Os anos 1980 assistiram a renovação do pensamento brasileiro em matéria de saúde mental. Não vimos apenas a desativação dos grandes conglomerados surgidos com a modernização dos anos 1920, como Juqueri (SP), Juliano Moreira (RJ) e Barbacena (MG), mas também o fechamento das clínicas particulares onde os maus-tratos e tortura eram regra, como a Clínica Anchieta e a Doutor Eiras (de onde vem nosso atual secretário para Saúde Mental do Ministério da Saúde).
Foi nessa época que começamos a estudar práticas alternativas e modelos substitutivos ao manicômio, entre eles o Acompanhamento Terapêutico (AT).
O AT encontra sua cena clínica na rua, circulando pelos lugares públicos e acompanhando as demandas do paciente “em tempo real”. No começo eram especialmente indicados para os pacientes internados há muito tempo ou afastados do convívio com os outros e que precisavam de uma mediação, ao mesmo tempo prática e “simbólica”, para realizar operações da vida cotidiana. Depois veio o tempo em que muitos ATs eram requeridos para atender pacientes em processo de redução de dependência de drogas.
Já nos anos 2000 veio o trabalho com idosos e pacientes com sequelas neurológicas. Em menos de 30 anos o acompanhamento terapêutico cobriu uma lacuna que em outros países é encampada pelo trabalhador social (social worker), pelo assistente social e pelo terapeuta ocupacional.
Em países onde o sistema de cobertura social é mais extenso e eficaz, o AT toma parte no sistema administrativo, penitenciário ou da saúde, com formação ligada fortemente ao campo da educação e reabilitação. No Brasil os ATs emergiram principalmente a partir da psicologia, compondo sua prática com fortes doses de escuta e leitura clínica.
Posso dizer que minha própria experiência como AT foi decisiva para que entrasse em contato com a realidade do sofrimento psíquico e as vicissitudes práticas do cuidado com o outro, parte essencial da formação de qualquer psicanalista.

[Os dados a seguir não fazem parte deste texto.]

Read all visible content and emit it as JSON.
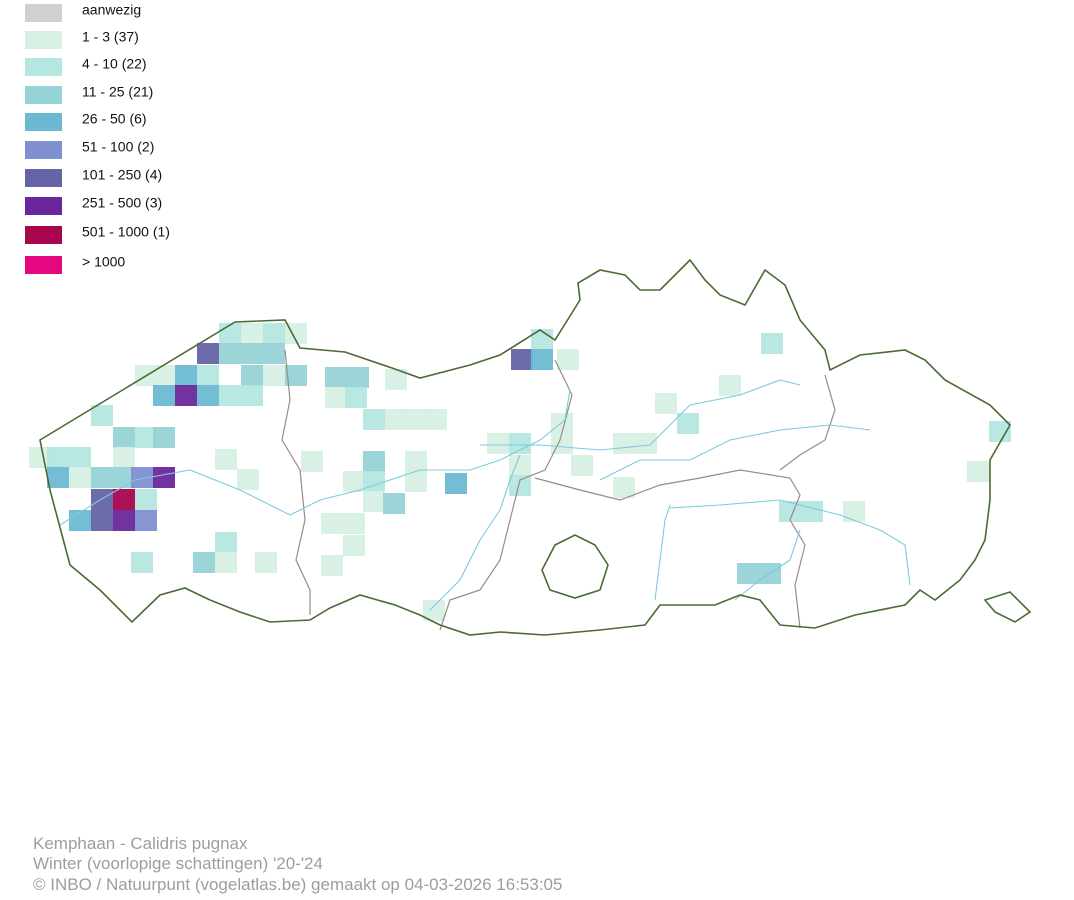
{
  "legend": {
    "items": [
      {
        "label": "aanwezig",
        "color": "#d0d0d0"
      },
      {
        "label": "1 - 3 (37)",
        "color": "#d6f0e3"
      },
      {
        "label": "4 - 10 (22)",
        "color": "#b5e6e0"
      },
      {
        "label": "11 - 25 (21)",
        "color": "#96d3d6"
      },
      {
        "label": "26 - 50 (6)",
        "color": "#6cb9d3"
      },
      {
        "label": "51 - 100 (2)",
        "color": "#8090d0"
      },
      {
        "label": "101 - 250 (4)",
        "color": "#6464a6"
      },
      {
        "label": "251 - 500 (3)",
        "color": "#6a279b"
      },
      {
        "label": "501 - 1000 (1)",
        "color": "#a8064e"
      },
      {
        "label": "> 1000",
        "color": "#e4077f"
      }
    ]
  },
  "footer": {
    "lines": [
      "Kemphaan - Calidris pugnax",
      "Winter (voorlopige schattingen) '20-'24",
      "© INBO / Natuurpunt (vogelatlas.be) gemaakt op 04-03-2026 16:53:05"
    ]
  }
}
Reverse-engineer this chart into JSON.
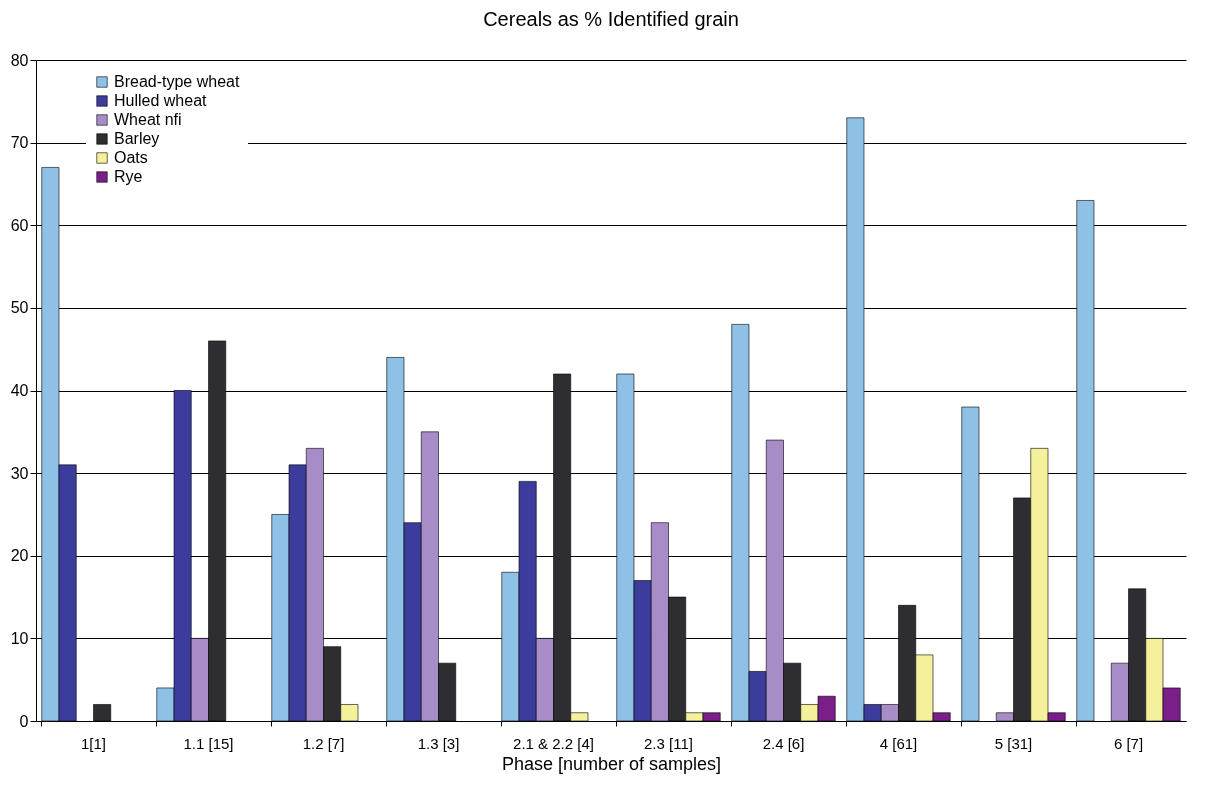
{
  "chart_data": {
    "type": "bar",
    "title": "Cereals as % Identified grain",
    "xlabel": "Phase [number of samples]",
    "categories": [
      "1[1]",
      "1.1 [15]",
      "1.2 [7]",
      "1.3 [3]",
      "2.1 & 2.2 [4]",
      "2.3 [11]",
      "2.4 [6]",
      "4 [61]",
      "5 [31]",
      "6 [7]"
    ],
    "series": [
      {
        "name": "Bread-type wheat",
        "color": "#8fc0e6",
        "values": [
          67,
          4,
          25,
          44,
          18,
          42,
          48,
          73,
          38,
          63
        ]
      },
      {
        "name": "Hulled wheat",
        "color": "#3c3c9c",
        "values": [
          31,
          40,
          31,
          24,
          29,
          17,
          6,
          2,
          null,
          null
        ]
      },
      {
        "name": "Wheat nfi",
        "color": "#a88cc8",
        "values": [
          null,
          10,
          33,
          35,
          10,
          24,
          34,
          2,
          1,
          7
        ]
      },
      {
        "name": "Barley",
        "color": "#2e2e32",
        "values": [
          2,
          46,
          9,
          7,
          42,
          15,
          7,
          14,
          27,
          16
        ]
      },
      {
        "name": "Oats",
        "color": "#f4f09c",
        "values": [
          null,
          null,
          2,
          null,
          1,
          1,
          2,
          8,
          33,
          10
        ]
      },
      {
        "name": "Rye",
        "color": "#7a1e8a",
        "values": [
          null,
          null,
          null,
          null,
          null,
          1,
          3,
          1,
          1,
          4
        ]
      }
    ],
    "ylim": [
      0,
      80
    ],
    "yticks": [
      0,
      10,
      20,
      30,
      40,
      50,
      60,
      70,
      80
    ],
    "grid": "y",
    "legend": "top left"
  }
}
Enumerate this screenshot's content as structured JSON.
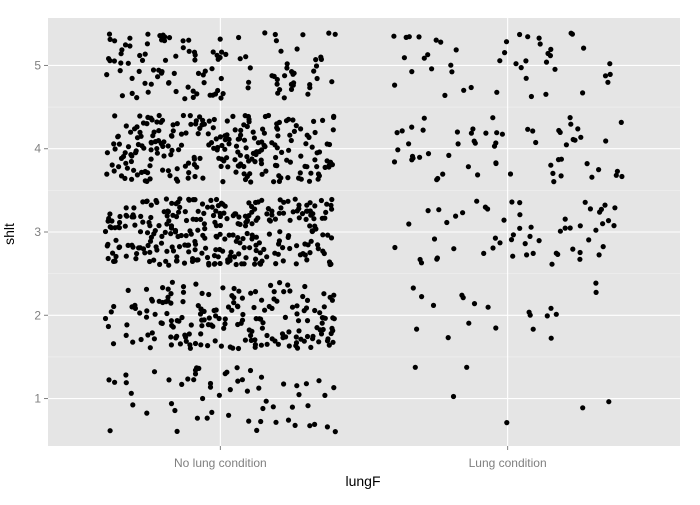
{
  "chart_data": {
    "type": "scatter",
    "title": "",
    "xlabel": "lungF",
    "ylabel": "shlt",
    "categories": [
      "No lung condition",
      "Lung condition"
    ],
    "yticks": [
      1,
      2,
      3,
      4,
      5
    ],
    "ylim": [
      0.43,
      5.57
    ],
    "grid": true,
    "legend": "none",
    "jitter": 0.4,
    "point_color": "#000000",
    "panel_color": "#e5e5e5",
    "grid_color": "#ffffff",
    "series": [
      {
        "category": "No lung condition",
        "levels": [
          {
            "y": 1,
            "count": 60
          },
          {
            "y": 2,
            "count": 190
          },
          {
            "y": 3,
            "count": 300
          },
          {
            "y": 4,
            "count": 250
          },
          {
            "y": 5,
            "count": 120
          }
        ]
      },
      {
        "category": "Lung condition",
        "levels": [
          {
            "y": 1,
            "count": 6
          },
          {
            "y": 2,
            "count": 20
          },
          {
            "y": 3,
            "count": 58
          },
          {
            "y": 4,
            "count": 60
          },
          {
            "y": 5,
            "count": 45
          }
        ]
      }
    ]
  }
}
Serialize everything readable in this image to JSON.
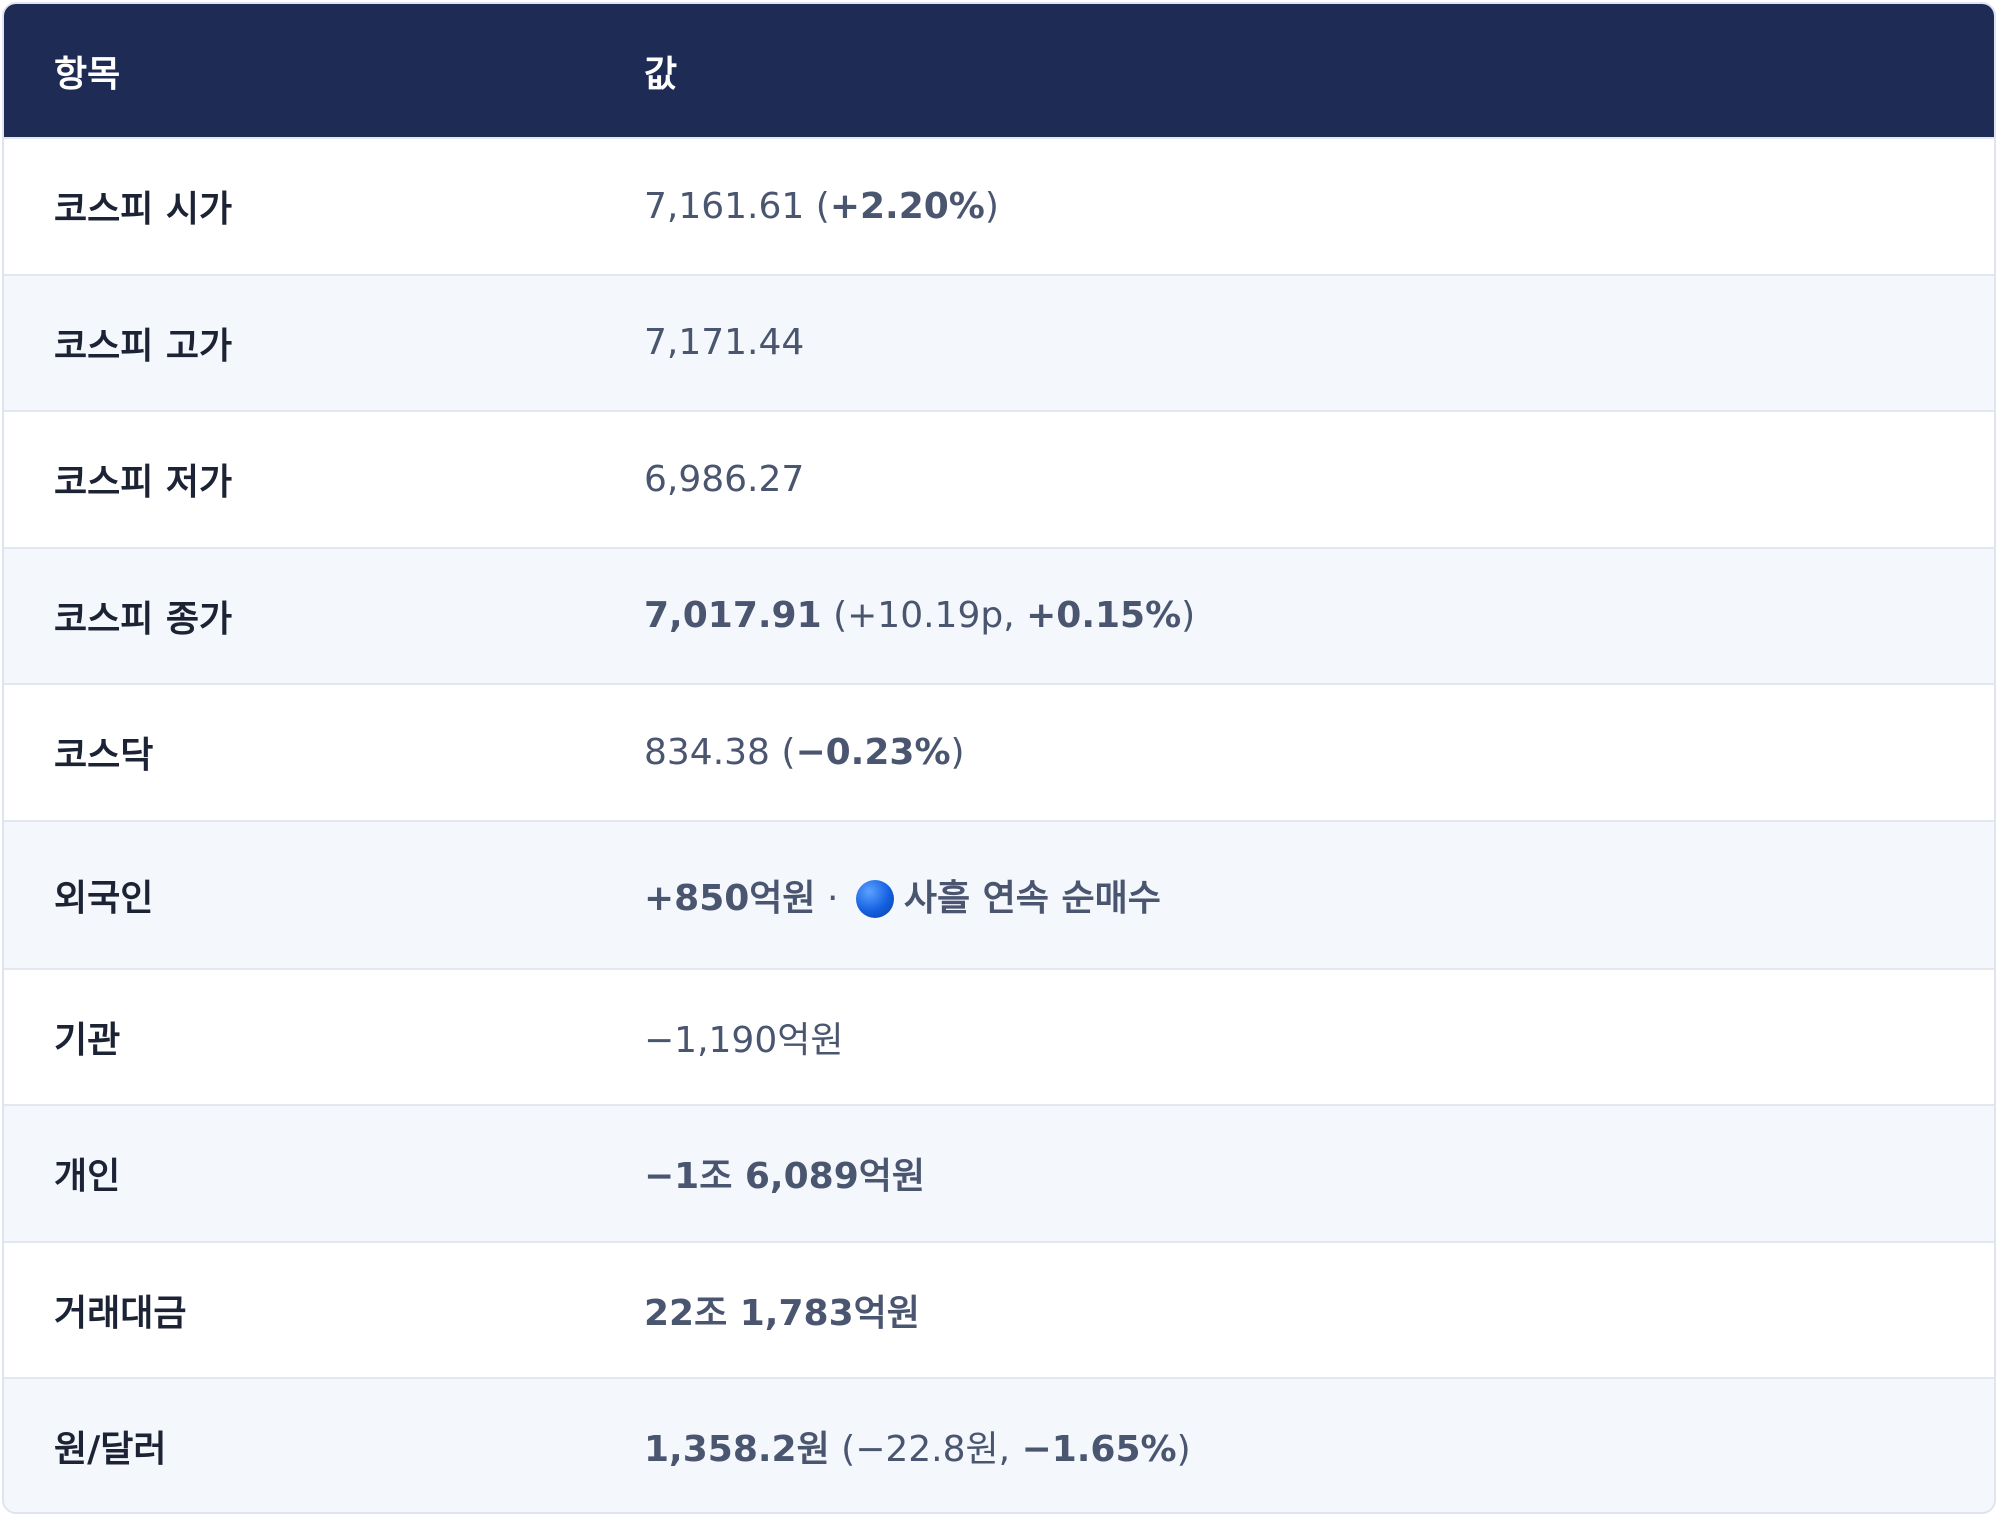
{
  "header": {
    "col_key": "항목",
    "col_value": "값"
  },
  "rows": [
    {
      "key": "코스피 시가",
      "value": {
        "a": "7,161.61 (",
        "b": "+2.20%",
        "c": ")"
      }
    },
    {
      "key": "코스피 고가",
      "value": {
        "a": "7,171.44"
      }
    },
    {
      "key": "코스피 저가",
      "value": {
        "a": "6,986.27"
      }
    },
    {
      "key": "코스피 종가",
      "value": {
        "a": "7,017.91",
        "b": " (+10.19p, ",
        "c": "+0.15%",
        "d": ")"
      }
    },
    {
      "key": "코스닥",
      "value": {
        "a": "834.38 (",
        "b": "−0.23%",
        "c": ")"
      }
    },
    {
      "key": "외국인",
      "value": {
        "a": "+850억원",
        "b": " · ",
        "c": "사흘 연속 순매수"
      }
    },
    {
      "key": "기관",
      "value": {
        "a": "−1,190억원"
      }
    },
    {
      "key": "개인",
      "value": {
        "a": "−1조 6,089억원"
      }
    },
    {
      "key": "거래대금",
      "value": {
        "a": "22조 1,783억원"
      }
    },
    {
      "key": "원/달러",
      "value": {
        "a": "1,358.2원",
        "b": " (−22.8원, ",
        "c": "−1.65%",
        "d": ")"
      }
    }
  ],
  "icons": {
    "foreign_badge": "blue-circle-icon"
  },
  "colors": {
    "header_bg": "#1e2b55",
    "alt_row_bg": "#f4f7fc",
    "value_text": "#4a5570",
    "key_text": "#1c2334"
  }
}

Hoje há um novo desafio para os ATs e um novo problema para a saúde mental. A experiência da inclusão nas escolas brasileiras extinguiu o sucedâneo manicomial da educação, que eram as classes especiais. Com isso, professores e alunos devem se adaptar à presença de sujeitos com necessidades especiais em sala de aula. A presença de pessoas com síndromes e sintomas dos mais variados tipos e etiologias é um potencial ganho para os outros alunos em termos de aprendizado social.
Mas isso não se dá sem custo, objetivo e subjetivo. O ritmo de assimilação, as particularidades sensoriais e o estilo cognitivo precisam ser respeitados, por isso vem crescendo a participação de ATs. nas escolas. Eles representam também um “serviço substitutivo” à medicalização da aprendizagem e ao doping generalizado que se espalhou entre os usuários inconsequentes de Ritalina e pó de Guaraná.
Se hoje as escolas já adotam a terrível prática do “sem medicação não entra”, será que isso evoluirá para o “sem AT não entra”? Aqui a discussão promete ser longa, a começar por quem deve pagar pelos ATs.? O Estado que propôs a lei; as escolas, públicas e privadas, que devem aplicá-la; ou os pais, que querem ver seus filhos mais bem municiados nessa situação de desvantagem? Se a presença dos ATs parece uma exigência incontornável para que a inclusão funcione, que tipo de diagnóstico a justifica? Nesse caso, esta seria uma decisão pedagógica ou clínica? Perguntas em aberto para uma política de saúde mental que ainda está por ser formulada.